Finding Our Champion: A Biblical Theology of David and Goliath

Finding Our Champion: A Biblical Theology of David and Goliath

We can see ourselves in the Israelites, who are inspired by David’s victory to join in the fight and plunder (1 Sam. 17:52–53). Not only are we meant to be recipients of the great substitutionary work of the man “in between,” we are also meant to join in his fight.

With apologies to Malcolm Gladwell, the story of David and Goliath in 1 Samuel 17 is not intended to offer a lesson in how underdogs can defeat heavily favored opponents. Nor can we find corporate-leadership strategies or advice for tackling life’s giants ranging from debt to weight problems to addiction. Nor is the lesson “use the armor that’s authentic to you.”

So how then is the story of David and Goliath relevant?

A more useful approach is to ask what God is up to in Scripture as a whole, beginning in 1 Samuel. When we read this story in its canonical context, we can begin to see how it connects to Jesus Christ, and through Jesus Christ to us.

Seeing Jesus: David, Goliath, and the Bible’s Big Story

In 1 Samuel, God is transitioning his people from rule by chieftains to rule by kings, and raising up a monarch with whom he will make an eternal covenant (2 Sam. 7). Because that covenant line spills over outside of 1 Samuel, our interpretation should probably follow suit. And it turns out there are a number of clues in the text that invite a whole-Bible, Christ-centered interpretation.

By mercilessly waging war against the people of God, Goliath and the Philistines have aligned themselves against the Creator and his purposes.
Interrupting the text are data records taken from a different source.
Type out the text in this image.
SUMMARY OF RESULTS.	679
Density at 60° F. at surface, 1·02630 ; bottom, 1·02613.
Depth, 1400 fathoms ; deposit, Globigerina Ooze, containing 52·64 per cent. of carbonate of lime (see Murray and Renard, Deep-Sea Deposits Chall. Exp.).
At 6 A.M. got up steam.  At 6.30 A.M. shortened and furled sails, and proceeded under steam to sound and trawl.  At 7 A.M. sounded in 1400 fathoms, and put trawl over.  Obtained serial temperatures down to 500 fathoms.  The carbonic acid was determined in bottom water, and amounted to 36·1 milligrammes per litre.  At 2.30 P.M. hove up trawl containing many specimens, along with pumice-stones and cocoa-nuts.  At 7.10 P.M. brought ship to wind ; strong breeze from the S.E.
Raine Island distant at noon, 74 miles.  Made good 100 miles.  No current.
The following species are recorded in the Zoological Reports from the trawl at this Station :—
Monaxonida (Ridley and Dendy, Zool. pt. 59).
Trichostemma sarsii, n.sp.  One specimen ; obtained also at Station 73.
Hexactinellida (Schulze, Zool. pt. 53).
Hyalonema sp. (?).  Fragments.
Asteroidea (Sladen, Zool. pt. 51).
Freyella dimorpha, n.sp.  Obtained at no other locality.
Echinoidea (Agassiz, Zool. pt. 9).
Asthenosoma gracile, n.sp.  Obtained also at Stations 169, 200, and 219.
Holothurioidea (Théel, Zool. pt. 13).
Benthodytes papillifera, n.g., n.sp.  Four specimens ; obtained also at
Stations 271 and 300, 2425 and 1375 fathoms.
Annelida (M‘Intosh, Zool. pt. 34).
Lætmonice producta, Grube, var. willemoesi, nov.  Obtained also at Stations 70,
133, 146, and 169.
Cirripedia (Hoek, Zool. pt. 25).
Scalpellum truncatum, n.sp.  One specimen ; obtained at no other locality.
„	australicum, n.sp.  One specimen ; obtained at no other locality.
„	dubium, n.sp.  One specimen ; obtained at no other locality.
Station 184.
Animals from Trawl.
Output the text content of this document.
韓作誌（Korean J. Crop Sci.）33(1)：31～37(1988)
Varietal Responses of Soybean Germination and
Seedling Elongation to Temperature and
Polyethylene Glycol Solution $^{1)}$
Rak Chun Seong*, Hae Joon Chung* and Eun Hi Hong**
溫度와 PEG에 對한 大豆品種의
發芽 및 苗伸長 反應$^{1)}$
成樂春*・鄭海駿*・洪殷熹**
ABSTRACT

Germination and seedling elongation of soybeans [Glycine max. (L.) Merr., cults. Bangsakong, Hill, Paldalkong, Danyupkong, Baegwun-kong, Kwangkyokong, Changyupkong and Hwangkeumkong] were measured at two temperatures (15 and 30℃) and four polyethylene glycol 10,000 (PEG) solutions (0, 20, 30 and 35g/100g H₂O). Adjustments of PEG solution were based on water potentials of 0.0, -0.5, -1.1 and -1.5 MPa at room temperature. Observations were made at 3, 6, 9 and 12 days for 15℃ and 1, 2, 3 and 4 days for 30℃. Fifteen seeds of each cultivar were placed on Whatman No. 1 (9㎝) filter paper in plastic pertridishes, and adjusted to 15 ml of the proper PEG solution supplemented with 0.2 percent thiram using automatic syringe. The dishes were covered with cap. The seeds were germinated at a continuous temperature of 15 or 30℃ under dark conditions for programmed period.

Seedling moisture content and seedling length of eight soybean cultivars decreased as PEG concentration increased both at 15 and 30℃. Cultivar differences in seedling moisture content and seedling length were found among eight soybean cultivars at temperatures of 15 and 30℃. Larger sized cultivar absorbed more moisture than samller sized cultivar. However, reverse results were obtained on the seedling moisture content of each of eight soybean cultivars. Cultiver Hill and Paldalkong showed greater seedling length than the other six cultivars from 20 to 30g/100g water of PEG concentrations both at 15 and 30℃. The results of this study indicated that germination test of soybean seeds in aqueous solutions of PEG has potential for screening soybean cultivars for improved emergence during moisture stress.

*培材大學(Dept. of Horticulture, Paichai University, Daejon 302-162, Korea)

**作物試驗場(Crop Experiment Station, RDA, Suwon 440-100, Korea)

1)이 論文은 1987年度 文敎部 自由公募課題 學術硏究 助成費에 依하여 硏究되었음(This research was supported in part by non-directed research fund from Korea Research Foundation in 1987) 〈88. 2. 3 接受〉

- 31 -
But in Genesis 3:15, God had promised that the great enemy of his people would be brought to heel. God puts enmity between the woman and the serpent, between her offspring and his offspring. He promises that her offspring will crush the tempter’s head even though his heel is bruised. Goliath becomes a part of the serpent’s warfare against God’s purposes and people, and thus it is fitting that he dies from a head wound (1 Sam. 17:49, 51; cf. Gen. 3:15). (The books of 1 and 2 Samuel are obsessed with head wounds. Even those who escape beheadings get their hair or beard caught on their way to their demise.)

Another Genesis 3 hint is Goliath’s armor. The NASB and NET Bible translations reflect the Hebrew well: Goliath has “scale armor” (i.e., chain mail). In the Philistine context this recalls Dagon, their “merman” god who is half fish, half man. But a biblical reader with a modest imagination can see a link to the serpent of Genesis 3.

Finally, Goliath is known as a “champion”—the common rendering of what is more literally “the man of the space between [two armies].” He is a substitute, the “man of the space between” who battles on behalf of his people. He does what they cannot or should not do. And that’s also what David does: he stands between his people and their enemies and strikes the decisive blow.